Andromeda tersenyum menganggukkan kepalanya pelan, “Kamu benar, Tari... untung Bintang ga ikut kesini. Aku ga mau dia jadi sedih karena mengkhawatirkan aku. Aku cuma pingin ngelihat dia tersenyum dan tertawa aja”.
Mentari menatap Andromeda dan tersenyum lebih lebar kepadanya. 
“Minggu ini Bintang ulang tahun, Dro. Dia berharap banget kamu bisa datang,”ujar Mentari lagi.
“Aku akan berusaha buat datang, Tari. Aku ga mau mengecewakan harapan Bintang,” jawab Andromeda pelan.
“Tapi dengan kondisi kesehatan kamu seperti ini, apa kamu bisa datang?” tanya Mentari, ada khawatir di ucapannya itu.
Andromeda pun diam, hanya tersenyum lirih kepada gadis itu kemudian larut dalam pikirannya. Laki-laki itu bahkan tak yakin apakah kondisinya akan segera membaik. Beberapa hari, matanya sulit sekali terpejam. Selain itu, meski ia berusaha memaksakan untuk makan seperti biasanya, tapi nafsu makannya tetap tak bisa seperti biasa. Andromeda berusaha untuk melawan lemahnya, tapi  seolah ia tak berdaya menghilangkan gundah di hati dan pikirannya. 
“Drooo....”.
“Ya,” jawab Andromeda tersadar dari lamunannya, menoleh kearah Mentari.
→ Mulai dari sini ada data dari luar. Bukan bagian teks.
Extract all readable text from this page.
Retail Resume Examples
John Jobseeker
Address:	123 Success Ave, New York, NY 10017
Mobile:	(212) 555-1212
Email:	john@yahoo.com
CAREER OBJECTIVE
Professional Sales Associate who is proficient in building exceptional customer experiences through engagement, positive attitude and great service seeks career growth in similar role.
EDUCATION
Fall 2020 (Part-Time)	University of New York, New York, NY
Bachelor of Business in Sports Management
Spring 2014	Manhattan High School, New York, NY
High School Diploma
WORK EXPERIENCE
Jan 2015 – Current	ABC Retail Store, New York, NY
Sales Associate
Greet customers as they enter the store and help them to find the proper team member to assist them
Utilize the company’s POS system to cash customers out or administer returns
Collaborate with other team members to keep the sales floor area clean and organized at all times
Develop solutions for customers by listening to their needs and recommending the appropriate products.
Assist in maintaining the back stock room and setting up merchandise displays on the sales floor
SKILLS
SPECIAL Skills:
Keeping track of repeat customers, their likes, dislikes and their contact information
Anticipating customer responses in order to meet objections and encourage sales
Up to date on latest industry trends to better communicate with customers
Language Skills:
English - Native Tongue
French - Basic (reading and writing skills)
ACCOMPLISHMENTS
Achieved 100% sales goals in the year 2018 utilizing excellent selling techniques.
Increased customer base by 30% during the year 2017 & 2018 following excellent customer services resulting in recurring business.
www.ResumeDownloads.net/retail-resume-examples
Gadis itu terlihat memandanginya, seolah berusaha menyelami apa yang dipikirkan Andromeda.
“Pak Ahmad bilang ada yang mengganggu pikiran kamu akhir-akhir ini sampai kondisi kamu nge-drop. Apa ini ada hubungannya dengan obrolan terakhir kita tentang keinginan kamu melepaskan seseorang yang kamu sukai?”
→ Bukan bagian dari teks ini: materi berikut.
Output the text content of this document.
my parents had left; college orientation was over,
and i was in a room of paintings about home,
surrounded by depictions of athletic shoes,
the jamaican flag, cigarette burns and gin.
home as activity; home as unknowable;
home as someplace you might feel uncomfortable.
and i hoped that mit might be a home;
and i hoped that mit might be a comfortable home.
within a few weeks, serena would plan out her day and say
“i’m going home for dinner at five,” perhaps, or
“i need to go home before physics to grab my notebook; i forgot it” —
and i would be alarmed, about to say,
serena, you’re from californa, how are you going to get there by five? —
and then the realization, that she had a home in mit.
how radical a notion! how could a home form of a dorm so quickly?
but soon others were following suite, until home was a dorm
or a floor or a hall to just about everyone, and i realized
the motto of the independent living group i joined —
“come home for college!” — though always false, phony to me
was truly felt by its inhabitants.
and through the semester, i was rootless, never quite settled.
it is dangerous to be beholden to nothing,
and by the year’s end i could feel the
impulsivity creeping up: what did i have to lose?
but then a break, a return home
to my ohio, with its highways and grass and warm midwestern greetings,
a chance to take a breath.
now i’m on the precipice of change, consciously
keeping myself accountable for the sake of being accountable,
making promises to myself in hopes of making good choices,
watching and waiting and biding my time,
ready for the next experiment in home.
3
Andromeda  balas menatap Mentari kemudian menundukkan pandangannya.
 “Aku tahu seharusnya aku ga boleh lemah seperti ini, Tari... tapi...”. Andromeda tak menyelesaikan kalimatnya, laki-laki itu kembali menatap Mentari dan tertawa kecil, seolah sedang menertawakan dirinya sendiri.
“Kalau memang hal itu mengganggu pikiran dan hati kamu sampai mengganggu kesehatan kamu,... aku mau membantu kamu melepaskan orang itu, aku bersedia berpura-pura menjadi cewek kamu, Dro”.
Ucapan Mentari itu pun membuat Andromeda tertegun, ia tidak menyangka gadis itu akan berubah pikiran.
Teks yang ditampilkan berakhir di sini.